Il faut également saluer les progrès accomplis, ces dernières années, pour améliorer la situation statutaire et indiciaire des fonctionnaires de la DGSE. Une réforme de l’encadrement supérieur est en cours afin de rendre les carrières plus attractives et de favoriser les passerelles avec la fonction publique d’État. La création d’un corps d’administrateurs, en partie recrutés à la sortie de l’ENA, est un signe de la volonté de décloisonner et de revaloriser le renseignement.
Enfin, l’effort sur les moyens techniques et les infrastructures ne se relâche pas. Il devra être poursuivi, en accord avec l’augmentation des effectifs et les besoins croissants de traitement des flux de communication.
L’accentuation des moyens humains et techniques de la DGSE engagée depuis deux ans est donc une réalité dont je me réjouis. Restons conscients, toutefois, qu’elle se chiffre en dizaines de millions d’euros, ce qui reste modeste par rapport à l’ensemble du budget de la défense. Il s’agit surtout, à mon sens, d’un rattrapage nécessaire, car, dans le passé, les moyens de la DGSE n’avaient pas suivi les exigences découlant du nouvel environnement de sécurité et des nouvelles technologies de communication.
À l’inverse de la DGSE, la Direction de la protection et de la sécurité de la défense, la DPSD, qui est en quelque sorte le service de sécurité interne du ministère de la défense, doit perdre 15 % de ses effectifs en six ans, soit environ 200 emplois. La mise en place de procédures numérisées permettra des gains sur des postes de gestion administrative alors que le service augmentera le nombre de ses personnels les plus qualifiés, comme en témoigne le doublement des emplois civils de catégorie A en deux ans. Cette évolution devrait améliorer la capacité du service en matière d’exploitation du renseignement et de contrôle de la sécurité des systèmes d’information du ministère.
En ce qui concerne la recherche de défense, autre grand volet du programme 144, nous constatons depuis trois ans un tassement des crédits d’études amont – autour de 650 millions à 700 millions d’euros par an, en comptabilisant les financements complémentaires issus du plan de relance – et, pour 2011, des ventes de fréquences hertziennes, si celles-ci se réalisent.
Je reconnais que nous faisons mieux qu’au cours de la loi de programmation militaire précédente. Je crains malheureusement que ce plafonnement ne se révèle vite insuffisant pour maintenir nos compétences technologiques. En effet, les dépenses de développement, qui font travailler les bureaux d’études, sont en forte baisse. Par ailleurs, le budget d’études amont sera de plus en plus absorbé par les besoins liés à la dissuasion. Le solde disponible se réduit pour les autres domaines, notamment l’aéronautique ou les missiles conventionnels, sans parler de sujets comme les technologies anti-missiles.

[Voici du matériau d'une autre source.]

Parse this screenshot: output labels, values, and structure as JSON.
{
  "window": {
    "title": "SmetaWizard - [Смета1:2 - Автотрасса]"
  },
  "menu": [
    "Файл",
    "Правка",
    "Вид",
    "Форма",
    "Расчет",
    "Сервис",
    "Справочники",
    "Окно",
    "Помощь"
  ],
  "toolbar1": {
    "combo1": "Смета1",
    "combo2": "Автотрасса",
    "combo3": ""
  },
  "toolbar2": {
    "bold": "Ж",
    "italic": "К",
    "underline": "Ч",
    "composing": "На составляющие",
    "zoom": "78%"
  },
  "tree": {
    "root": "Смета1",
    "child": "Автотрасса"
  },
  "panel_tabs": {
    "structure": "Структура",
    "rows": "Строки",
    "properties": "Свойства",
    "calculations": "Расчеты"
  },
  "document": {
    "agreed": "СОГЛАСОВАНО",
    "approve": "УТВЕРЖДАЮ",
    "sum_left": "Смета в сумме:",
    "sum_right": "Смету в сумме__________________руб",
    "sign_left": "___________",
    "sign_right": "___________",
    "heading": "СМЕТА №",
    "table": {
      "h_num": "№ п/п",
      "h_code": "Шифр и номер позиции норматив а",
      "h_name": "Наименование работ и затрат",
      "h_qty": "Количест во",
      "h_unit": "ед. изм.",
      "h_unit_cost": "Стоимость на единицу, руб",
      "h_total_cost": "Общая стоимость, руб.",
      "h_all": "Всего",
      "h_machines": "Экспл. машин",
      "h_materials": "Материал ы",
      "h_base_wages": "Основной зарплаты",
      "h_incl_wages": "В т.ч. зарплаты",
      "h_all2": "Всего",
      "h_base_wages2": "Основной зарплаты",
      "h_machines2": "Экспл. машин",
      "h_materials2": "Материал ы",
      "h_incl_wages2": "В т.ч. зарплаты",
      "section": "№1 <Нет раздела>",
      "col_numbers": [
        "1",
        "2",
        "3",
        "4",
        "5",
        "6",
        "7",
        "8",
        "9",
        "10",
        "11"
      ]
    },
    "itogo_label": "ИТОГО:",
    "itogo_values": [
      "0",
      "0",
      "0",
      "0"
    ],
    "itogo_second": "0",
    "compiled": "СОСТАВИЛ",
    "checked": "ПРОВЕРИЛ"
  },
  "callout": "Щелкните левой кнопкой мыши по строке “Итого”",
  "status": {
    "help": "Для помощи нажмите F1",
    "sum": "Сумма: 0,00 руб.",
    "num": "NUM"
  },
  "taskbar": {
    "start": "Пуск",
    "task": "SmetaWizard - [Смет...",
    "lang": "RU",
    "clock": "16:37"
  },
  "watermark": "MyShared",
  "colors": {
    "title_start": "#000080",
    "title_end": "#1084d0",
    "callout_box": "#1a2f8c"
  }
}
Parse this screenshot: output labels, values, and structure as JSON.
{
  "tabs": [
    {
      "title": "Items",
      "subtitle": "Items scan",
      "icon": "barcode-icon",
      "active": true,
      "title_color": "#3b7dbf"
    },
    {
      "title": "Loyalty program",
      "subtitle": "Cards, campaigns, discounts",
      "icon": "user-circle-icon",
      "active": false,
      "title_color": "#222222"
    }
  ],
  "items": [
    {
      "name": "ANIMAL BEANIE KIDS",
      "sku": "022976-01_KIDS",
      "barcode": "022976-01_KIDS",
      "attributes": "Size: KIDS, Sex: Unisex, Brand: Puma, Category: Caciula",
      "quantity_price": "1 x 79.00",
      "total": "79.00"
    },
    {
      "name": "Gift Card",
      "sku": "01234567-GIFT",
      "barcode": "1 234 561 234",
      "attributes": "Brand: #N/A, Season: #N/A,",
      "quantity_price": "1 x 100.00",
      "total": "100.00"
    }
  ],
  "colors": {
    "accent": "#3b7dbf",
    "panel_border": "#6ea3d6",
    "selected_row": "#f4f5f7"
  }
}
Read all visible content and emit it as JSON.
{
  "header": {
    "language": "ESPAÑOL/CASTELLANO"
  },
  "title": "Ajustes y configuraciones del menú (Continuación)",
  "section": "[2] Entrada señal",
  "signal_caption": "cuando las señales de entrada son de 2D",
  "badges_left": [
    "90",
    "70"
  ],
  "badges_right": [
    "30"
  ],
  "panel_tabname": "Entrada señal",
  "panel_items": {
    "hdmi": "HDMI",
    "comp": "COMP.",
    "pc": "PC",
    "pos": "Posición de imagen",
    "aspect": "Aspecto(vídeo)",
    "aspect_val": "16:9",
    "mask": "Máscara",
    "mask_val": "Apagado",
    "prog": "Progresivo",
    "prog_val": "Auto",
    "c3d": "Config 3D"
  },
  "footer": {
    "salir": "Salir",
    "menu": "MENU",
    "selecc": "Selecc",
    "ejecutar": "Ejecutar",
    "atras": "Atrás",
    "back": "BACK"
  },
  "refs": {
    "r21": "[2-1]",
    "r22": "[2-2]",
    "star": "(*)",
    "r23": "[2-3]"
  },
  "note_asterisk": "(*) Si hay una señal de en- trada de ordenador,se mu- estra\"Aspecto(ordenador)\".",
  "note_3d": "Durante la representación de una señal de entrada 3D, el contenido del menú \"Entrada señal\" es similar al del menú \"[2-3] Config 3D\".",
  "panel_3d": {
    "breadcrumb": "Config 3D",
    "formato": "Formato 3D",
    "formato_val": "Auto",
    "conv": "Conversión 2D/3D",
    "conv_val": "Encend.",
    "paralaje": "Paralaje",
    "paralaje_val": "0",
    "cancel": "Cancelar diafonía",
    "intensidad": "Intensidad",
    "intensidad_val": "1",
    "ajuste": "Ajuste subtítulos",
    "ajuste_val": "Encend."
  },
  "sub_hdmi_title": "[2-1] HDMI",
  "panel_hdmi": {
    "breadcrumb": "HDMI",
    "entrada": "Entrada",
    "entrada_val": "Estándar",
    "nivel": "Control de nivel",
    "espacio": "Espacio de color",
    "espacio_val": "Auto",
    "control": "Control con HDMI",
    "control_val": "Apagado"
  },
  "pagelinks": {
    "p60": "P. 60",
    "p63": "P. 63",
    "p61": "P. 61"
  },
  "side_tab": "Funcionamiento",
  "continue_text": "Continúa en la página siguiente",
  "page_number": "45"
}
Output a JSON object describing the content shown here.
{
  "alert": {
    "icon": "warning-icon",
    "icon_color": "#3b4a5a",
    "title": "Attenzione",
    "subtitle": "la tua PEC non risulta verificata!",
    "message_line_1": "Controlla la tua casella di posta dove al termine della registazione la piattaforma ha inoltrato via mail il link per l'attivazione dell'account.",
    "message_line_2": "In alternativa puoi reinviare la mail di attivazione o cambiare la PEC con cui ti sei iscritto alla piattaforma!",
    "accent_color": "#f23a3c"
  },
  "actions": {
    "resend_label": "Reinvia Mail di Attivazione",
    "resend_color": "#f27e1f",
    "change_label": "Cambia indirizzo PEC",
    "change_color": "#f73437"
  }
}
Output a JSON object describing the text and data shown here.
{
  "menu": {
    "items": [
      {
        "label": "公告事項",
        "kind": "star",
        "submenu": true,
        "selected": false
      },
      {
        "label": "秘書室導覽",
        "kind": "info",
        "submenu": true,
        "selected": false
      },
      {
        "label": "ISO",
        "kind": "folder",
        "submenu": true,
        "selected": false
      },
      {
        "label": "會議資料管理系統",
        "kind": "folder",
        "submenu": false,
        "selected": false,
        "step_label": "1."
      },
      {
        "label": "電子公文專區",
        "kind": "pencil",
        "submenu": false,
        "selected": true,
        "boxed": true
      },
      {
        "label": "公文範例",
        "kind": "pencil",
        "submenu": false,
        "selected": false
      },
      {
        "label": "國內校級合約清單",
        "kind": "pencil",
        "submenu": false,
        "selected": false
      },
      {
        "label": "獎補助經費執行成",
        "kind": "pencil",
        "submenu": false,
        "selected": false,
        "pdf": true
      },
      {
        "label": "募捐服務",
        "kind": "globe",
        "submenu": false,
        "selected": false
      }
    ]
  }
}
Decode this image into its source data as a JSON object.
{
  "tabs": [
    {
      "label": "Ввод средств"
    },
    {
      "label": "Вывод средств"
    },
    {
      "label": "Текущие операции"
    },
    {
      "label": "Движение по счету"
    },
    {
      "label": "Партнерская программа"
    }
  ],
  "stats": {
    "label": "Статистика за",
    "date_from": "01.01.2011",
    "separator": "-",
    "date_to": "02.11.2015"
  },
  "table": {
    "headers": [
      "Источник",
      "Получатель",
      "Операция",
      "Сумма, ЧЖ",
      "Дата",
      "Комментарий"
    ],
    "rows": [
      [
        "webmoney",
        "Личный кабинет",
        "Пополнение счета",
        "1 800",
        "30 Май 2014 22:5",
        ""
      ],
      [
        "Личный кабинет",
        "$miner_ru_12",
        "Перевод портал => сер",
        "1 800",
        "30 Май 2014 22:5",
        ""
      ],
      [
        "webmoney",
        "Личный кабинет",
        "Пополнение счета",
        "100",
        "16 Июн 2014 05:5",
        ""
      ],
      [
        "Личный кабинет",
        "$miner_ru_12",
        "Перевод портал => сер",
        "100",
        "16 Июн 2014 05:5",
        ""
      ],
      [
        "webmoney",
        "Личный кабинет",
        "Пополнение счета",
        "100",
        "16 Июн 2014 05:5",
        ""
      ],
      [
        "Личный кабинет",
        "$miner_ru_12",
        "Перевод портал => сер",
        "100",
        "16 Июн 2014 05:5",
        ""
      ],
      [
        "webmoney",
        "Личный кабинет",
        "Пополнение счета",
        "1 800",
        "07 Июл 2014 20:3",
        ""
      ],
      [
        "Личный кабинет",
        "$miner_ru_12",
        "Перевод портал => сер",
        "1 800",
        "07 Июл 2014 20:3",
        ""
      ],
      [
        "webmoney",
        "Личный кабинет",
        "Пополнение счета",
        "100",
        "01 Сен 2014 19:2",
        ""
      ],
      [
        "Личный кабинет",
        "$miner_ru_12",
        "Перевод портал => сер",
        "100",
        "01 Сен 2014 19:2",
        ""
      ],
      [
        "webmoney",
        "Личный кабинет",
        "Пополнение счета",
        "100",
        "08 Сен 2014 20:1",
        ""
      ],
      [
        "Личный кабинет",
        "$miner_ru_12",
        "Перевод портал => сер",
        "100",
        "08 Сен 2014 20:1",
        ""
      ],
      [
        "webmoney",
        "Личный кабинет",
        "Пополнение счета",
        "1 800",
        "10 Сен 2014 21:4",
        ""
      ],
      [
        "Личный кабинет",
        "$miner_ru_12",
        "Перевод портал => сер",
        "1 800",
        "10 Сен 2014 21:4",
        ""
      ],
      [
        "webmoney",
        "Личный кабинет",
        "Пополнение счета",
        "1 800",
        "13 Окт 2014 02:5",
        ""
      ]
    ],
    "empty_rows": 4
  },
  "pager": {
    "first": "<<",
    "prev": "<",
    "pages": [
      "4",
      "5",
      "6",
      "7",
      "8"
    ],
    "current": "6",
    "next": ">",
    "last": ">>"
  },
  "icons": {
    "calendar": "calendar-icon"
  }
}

Dans ce contexte difficile, des initiatives positives ont été prises pour encourager la recherche duale, notamment le dispositif Rapid qui a rencontré un certain succès, mais ce type de mesure n’atténuera qu’à la marge les insuffisances dans le domaine de la recherche militaire.
Enfin, je déplore le peu de progrès réalisés dans la coopération européenne en matière de recherche de défense, notamment le rôle limité de l’Agence européenne de défense.
Je dirai un mot pour terminer sur le programme 212 Soutien de la politique de la défense, plus spécifiquement sur la politique immobilière.
Les craintes que nous avons exprimées à plusieurs reprises, depuis deux ans, sur la grande fragilité des hypothèses de ventes immobilières se sont malheureusement révélées pleinement fondées.
Il a fallu renoncer à la cession en bloc des immeubles parisiens du ministère de la défense. Les ventes d’emprises en région rapportent moins que prévu. Le projet de location de l’hôtel de la Marine n’est toujours pas clarifié.
Nous constatons que les recettes immobilières sont désormais reportées, pour l’essentiel, à 2013.
Sur 2009 et 2010, le déficit en ressources, supérieur à un milliard d’euros sur deux ans, n’a pas été intégralement compensé par l’autorisation de consommer des crédits de report. Nous avons de réelles inquiétudes quant aux conséquences de ce déficit sur les opérations d’entretien immobilier, les programmes de mises aux normes environnementales, le cadre de vie et de travail des personnels, voire certaines infrastructures opérationnelles comme les pistes aériennes.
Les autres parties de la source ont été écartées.